I definitely hear where you are coming from.

In my modest opinion, a good conference talk is not necessarily the one that lets me understand the technical contribution (I can read the paper for that), but the one that lets me understand

  • The importance and/or hardness of the problem studied
  • What were the key new ideas
  • Why they worked and when can I expect them to work

If I got this from the talk, I may be able to recall the result or the technique in the future when I have a need for it.

Of course I am not saying there should be no technical detail, the key idea may be the way a theorem was proved, but I believe any technical content should not be gratuitous.


It's important to keep in mind that different talks have different audiences and goals. How much you should simplify depends heavily on what kind of talk it is:

  • For a job talk, part of the goal is to convince the audience that your research is advanced and hard. Oversimplifying is very dangerous in this context - frankly, it's better if parts of the audience does not understand your talk than if everybody understands it and some people think it's very easy. Simplify the problem and the conclusions (this is the part that everybody should get - why do you do this and why does it matter?), but don't simplify the actual technical content.
  • For a public outreach talk, i.e., any talk directed at a general audience, it's important that everybody can follow the talk, while they won't care in the slightest if your methods are really complicated. Simplify as much as you have to for your audience to follow (how much this is clearly depends on who exactly the audience is - at a developer conference not much simplification may be necessary, when you are talking at a "Science for Kids" event you will need to break it down considerably).
  • For a conference talk, opinions vary. I have come to the same conclusion as Pronte (that a conference talk is ultimately more an advertisement for reading the paper), but not everybody shares this sentiment. Decide what you want to do with your talk, and simplify enough to achieve this goal.

Another angle of this discussion is also which parts you should simplify for which audiences. For instance, I do a lot of empirical work nowadays (e.g., interview or survey studies). Oftentimes, the subject of my studies are technically deep topics (so the subject itself is rather complex), and the methods are, well, not exactly complex, but they are often lengthy to explain properly and somewhat intricate. How much I go into the details of either of these two aspects strongly depends on who I give the talk to. A scientific audience may appreciate me talking for 5 full minutes about how subjects were sampled and how results were coded etc, but an industrial audience will not care - "we did a study and interviewed X developers" is all the detail they need to hear.
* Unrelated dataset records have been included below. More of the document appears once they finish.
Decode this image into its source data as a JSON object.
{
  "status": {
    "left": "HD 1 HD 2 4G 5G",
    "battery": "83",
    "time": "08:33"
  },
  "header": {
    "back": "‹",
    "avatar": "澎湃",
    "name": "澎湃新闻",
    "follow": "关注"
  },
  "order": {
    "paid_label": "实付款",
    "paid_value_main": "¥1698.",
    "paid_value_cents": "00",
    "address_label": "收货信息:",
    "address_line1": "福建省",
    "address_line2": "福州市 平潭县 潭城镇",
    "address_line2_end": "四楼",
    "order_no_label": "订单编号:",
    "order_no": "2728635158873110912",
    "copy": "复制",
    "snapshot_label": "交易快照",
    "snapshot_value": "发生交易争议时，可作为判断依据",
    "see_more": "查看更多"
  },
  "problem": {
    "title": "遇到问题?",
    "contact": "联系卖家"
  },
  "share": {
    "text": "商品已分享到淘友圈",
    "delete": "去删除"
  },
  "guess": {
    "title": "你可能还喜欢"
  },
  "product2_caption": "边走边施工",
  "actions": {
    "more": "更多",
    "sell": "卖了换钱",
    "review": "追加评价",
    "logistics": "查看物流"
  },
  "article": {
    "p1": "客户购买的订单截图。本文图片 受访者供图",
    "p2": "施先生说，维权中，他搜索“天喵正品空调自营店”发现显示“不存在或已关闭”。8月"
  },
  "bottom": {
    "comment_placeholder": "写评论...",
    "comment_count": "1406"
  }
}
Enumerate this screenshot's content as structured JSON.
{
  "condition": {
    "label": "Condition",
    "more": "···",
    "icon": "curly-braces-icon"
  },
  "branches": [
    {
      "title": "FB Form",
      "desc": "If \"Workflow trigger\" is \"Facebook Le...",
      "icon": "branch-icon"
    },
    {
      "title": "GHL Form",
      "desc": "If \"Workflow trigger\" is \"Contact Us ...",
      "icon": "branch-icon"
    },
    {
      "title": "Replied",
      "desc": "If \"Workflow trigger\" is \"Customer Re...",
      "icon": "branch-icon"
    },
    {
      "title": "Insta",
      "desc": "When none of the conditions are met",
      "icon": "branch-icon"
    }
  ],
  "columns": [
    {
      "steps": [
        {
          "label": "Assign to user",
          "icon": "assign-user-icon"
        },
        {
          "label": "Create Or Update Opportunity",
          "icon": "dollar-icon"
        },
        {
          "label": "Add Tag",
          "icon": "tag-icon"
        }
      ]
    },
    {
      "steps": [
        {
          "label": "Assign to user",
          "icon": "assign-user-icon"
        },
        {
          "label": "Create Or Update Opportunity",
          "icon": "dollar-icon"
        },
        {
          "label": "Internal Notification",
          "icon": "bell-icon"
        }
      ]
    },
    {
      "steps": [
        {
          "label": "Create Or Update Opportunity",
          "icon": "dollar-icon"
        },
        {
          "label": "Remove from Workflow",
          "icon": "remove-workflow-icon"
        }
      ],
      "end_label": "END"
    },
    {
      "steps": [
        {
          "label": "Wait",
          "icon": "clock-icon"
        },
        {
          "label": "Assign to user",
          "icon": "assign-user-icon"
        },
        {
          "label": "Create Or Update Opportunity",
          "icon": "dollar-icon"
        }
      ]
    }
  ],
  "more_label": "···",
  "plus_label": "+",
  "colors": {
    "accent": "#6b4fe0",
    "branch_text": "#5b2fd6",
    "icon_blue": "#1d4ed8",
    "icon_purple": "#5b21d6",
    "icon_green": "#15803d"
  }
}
Conversely, the scientific audience is often not particularly interested in the technical complexities of the study subject, but an industrial audience almost certainly is.


I think that in almost all cases, people go to talks for insight not for details. If there is a reference/citation of a paper (or several) that provide the details, then the details needn't be in the talk itself. If you are at a conference with 300 listeners for your talk, then only half a dozen or so are likely to be interested in the pedantic details. But all are looking for the essential insights.

Some are also looking for ideas that they can expand themselves, of course. Students looking for important trends and interesting research possibilities. Even they don't need a complete, finished, product to make an informed decision. Insight triumphs.

But even in a formal lecture to students, which is expected to be quite detailed, you still expect the students to either have read the material before the lecture or to follow it up with readings and exercises afterwards.

The talk should say something about why the issues are important and about what the key, insight expanding, results were. It doesn't need to recapitulate the entire research process to do that.

If everyone understands it at some level it is a good thing. If a few want to follow up and go deeper it is also a good thing. Exhaust the audience with insight, not details.

As simple as possible, but not simpler.